Waarom hebben ze zich aangepast aan de kou?
Een van de belangrijkste aanpassingskenmerken die de voorouders van pinguïns ontwikkelden, waren: thermoregulatie, vetproductie en de ondoordringbaarheid van hun lichaam. Hoewel de aanpassingen die ze ontwikkelden bedoeld waren om het hoofd te bieden aan aquatische omgevingen, hielpen ze hen ook om de kou te weerstaan.
Natuurlijk waren dergelijke functies niet altijd zo efficiënt, en het duurde lang voordat de pinguïnlijn zich specialiseerde.In feite hebben de exemplaren van de Spheniscidae-familie (pinguïns) een vrij trage evolutiesnelheid in vergelijking met andere vogels. Dit is de reden waarom een groot deel van de soorten die tijdens het Paleogeen leefden uitstierven, omdat ze de klimaatverandering van die periode niet konden weerstaan.

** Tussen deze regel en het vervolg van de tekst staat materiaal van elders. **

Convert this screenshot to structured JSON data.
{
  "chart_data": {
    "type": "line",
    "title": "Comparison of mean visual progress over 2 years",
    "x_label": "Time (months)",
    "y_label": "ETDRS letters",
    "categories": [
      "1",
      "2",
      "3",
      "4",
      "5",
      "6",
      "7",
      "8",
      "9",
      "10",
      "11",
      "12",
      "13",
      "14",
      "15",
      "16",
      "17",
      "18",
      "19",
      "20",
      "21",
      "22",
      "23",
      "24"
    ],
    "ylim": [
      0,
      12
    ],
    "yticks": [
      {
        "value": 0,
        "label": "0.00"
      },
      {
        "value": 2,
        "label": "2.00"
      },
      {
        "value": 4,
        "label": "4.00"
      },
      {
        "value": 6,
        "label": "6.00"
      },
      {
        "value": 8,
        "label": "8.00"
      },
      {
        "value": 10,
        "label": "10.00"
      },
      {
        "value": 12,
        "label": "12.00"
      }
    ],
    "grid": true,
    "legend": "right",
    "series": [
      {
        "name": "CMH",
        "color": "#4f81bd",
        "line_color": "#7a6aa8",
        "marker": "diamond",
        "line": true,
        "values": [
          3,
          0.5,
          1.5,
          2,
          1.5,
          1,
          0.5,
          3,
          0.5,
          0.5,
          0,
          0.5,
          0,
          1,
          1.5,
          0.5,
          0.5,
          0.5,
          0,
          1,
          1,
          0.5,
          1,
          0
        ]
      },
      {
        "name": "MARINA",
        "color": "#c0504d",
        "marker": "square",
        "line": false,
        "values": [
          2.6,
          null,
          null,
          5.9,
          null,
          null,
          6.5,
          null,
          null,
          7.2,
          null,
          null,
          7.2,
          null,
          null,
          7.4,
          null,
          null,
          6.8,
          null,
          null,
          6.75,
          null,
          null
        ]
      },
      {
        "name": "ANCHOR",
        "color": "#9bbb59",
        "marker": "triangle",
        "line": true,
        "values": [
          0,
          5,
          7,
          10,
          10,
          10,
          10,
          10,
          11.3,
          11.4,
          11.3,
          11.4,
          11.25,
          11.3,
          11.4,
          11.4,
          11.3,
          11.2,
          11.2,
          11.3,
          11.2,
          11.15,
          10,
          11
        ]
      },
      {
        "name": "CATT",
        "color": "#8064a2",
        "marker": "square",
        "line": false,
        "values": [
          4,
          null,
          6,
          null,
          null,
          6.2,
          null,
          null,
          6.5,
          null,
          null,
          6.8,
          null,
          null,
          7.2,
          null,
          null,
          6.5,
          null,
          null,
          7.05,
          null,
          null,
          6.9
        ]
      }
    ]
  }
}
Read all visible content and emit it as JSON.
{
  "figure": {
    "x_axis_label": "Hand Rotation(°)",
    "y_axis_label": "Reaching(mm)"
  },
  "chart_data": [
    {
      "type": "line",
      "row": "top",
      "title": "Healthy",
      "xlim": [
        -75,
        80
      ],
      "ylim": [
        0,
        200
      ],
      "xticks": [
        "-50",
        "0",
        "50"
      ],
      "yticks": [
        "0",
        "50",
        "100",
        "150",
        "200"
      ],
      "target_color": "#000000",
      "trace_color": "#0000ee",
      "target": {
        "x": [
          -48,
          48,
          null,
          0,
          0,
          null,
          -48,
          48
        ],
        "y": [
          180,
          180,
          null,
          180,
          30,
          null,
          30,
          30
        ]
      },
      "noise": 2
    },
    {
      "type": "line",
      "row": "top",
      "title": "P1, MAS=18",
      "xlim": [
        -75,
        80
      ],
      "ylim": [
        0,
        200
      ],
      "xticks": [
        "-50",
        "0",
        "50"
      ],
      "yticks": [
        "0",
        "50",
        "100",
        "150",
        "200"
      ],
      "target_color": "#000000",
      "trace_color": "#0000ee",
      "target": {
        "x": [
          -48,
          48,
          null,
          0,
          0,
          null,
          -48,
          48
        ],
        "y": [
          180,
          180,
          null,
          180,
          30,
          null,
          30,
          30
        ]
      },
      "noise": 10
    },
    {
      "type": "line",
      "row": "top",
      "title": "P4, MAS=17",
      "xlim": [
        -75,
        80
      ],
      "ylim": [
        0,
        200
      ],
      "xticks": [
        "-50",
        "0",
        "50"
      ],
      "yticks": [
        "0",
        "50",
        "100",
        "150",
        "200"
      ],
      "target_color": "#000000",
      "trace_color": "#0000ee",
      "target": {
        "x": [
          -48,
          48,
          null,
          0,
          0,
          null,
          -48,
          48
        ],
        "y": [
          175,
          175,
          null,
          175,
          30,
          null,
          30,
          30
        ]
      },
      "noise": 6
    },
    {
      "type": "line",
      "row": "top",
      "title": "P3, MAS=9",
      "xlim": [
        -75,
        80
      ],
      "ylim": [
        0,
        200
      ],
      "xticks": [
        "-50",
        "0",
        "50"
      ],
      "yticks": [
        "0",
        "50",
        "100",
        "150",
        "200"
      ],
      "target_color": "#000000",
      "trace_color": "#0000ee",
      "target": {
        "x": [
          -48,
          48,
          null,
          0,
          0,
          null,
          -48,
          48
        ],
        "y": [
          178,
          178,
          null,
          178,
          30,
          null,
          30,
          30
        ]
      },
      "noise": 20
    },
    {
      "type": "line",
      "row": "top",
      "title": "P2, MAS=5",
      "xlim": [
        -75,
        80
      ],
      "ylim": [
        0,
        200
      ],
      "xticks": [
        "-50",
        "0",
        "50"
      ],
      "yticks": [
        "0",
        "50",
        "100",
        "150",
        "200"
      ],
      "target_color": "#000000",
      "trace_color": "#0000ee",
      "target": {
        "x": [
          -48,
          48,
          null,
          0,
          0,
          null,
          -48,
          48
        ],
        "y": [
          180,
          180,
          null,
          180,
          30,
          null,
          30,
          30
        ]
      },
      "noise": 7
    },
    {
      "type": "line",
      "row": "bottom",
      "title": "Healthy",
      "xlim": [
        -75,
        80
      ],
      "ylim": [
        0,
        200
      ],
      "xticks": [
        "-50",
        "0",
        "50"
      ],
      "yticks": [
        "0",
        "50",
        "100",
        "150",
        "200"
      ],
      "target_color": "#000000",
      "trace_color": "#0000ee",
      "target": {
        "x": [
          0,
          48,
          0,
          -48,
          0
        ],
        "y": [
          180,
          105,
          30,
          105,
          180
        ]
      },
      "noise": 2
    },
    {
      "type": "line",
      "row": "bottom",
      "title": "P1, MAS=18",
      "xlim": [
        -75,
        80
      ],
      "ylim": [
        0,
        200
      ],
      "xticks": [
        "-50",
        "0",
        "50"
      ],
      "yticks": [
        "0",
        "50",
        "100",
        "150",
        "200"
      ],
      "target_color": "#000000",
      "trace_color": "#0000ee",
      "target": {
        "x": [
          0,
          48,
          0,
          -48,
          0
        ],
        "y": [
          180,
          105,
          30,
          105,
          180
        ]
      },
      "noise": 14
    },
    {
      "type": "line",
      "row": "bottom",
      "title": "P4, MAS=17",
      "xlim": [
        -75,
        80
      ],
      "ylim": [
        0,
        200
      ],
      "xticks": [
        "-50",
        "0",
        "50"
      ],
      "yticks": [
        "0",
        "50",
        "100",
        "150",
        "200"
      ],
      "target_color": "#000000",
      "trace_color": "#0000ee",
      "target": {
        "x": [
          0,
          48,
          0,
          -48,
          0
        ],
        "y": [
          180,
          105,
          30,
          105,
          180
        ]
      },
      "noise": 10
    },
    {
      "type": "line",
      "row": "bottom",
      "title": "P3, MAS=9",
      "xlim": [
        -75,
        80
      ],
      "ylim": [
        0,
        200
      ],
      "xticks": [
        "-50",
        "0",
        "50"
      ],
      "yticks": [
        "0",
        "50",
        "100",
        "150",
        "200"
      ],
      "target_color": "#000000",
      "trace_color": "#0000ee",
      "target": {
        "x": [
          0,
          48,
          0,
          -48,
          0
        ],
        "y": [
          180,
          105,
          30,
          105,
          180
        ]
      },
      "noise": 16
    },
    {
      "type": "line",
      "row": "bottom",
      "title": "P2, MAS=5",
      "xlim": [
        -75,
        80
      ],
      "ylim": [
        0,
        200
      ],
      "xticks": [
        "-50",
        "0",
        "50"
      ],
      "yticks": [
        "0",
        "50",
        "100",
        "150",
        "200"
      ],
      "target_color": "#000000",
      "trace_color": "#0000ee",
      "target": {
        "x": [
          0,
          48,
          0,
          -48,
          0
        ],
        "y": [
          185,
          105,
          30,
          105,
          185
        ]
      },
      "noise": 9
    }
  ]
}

Samenvattend, hoewel pinguïns meer dan 60 miljoen jaar geleden het vermogen om te vliegen inruilden voor het vermogen om te zwemmen, duurde het lang voordat hun eigenschappen efficiënt werden. Hierdoor gingen ze door een gecompliceerd proces van aanpassing aan de kou, waardoor hun afstamming bijna volledig werd weggevaagd.

Het huidige probleem van de opwarming van de aarde
Met al het bovenstaande is het duidelijk dat pinguïns een van de meest gevoelige soorten zijn in het licht van de huidige opwarming van de aarde. De afstamming heeft een lage evolutiesnelheid, dus het is hoogst onwaarschijnlijk dat ze zich snel zullen aanpassen en deze verandering zullen overleven.
Paradoxaal genoeg dreigt hetzelfde fenomeen dat hun aanpassingskenmerken heeft gegenereerd, hen te doven. Er kan vandaag weinig worden gedaan om dit te voorkomen, aangezien de opwarming van de aarde al overal ter wereld grote schade aanricht en het moeilijk is om dit te stoppen. Toch zijn er verschillende specialisten die aan een oplossing werken om deze mooie en eigenaardige zwemvogels in leven te houden.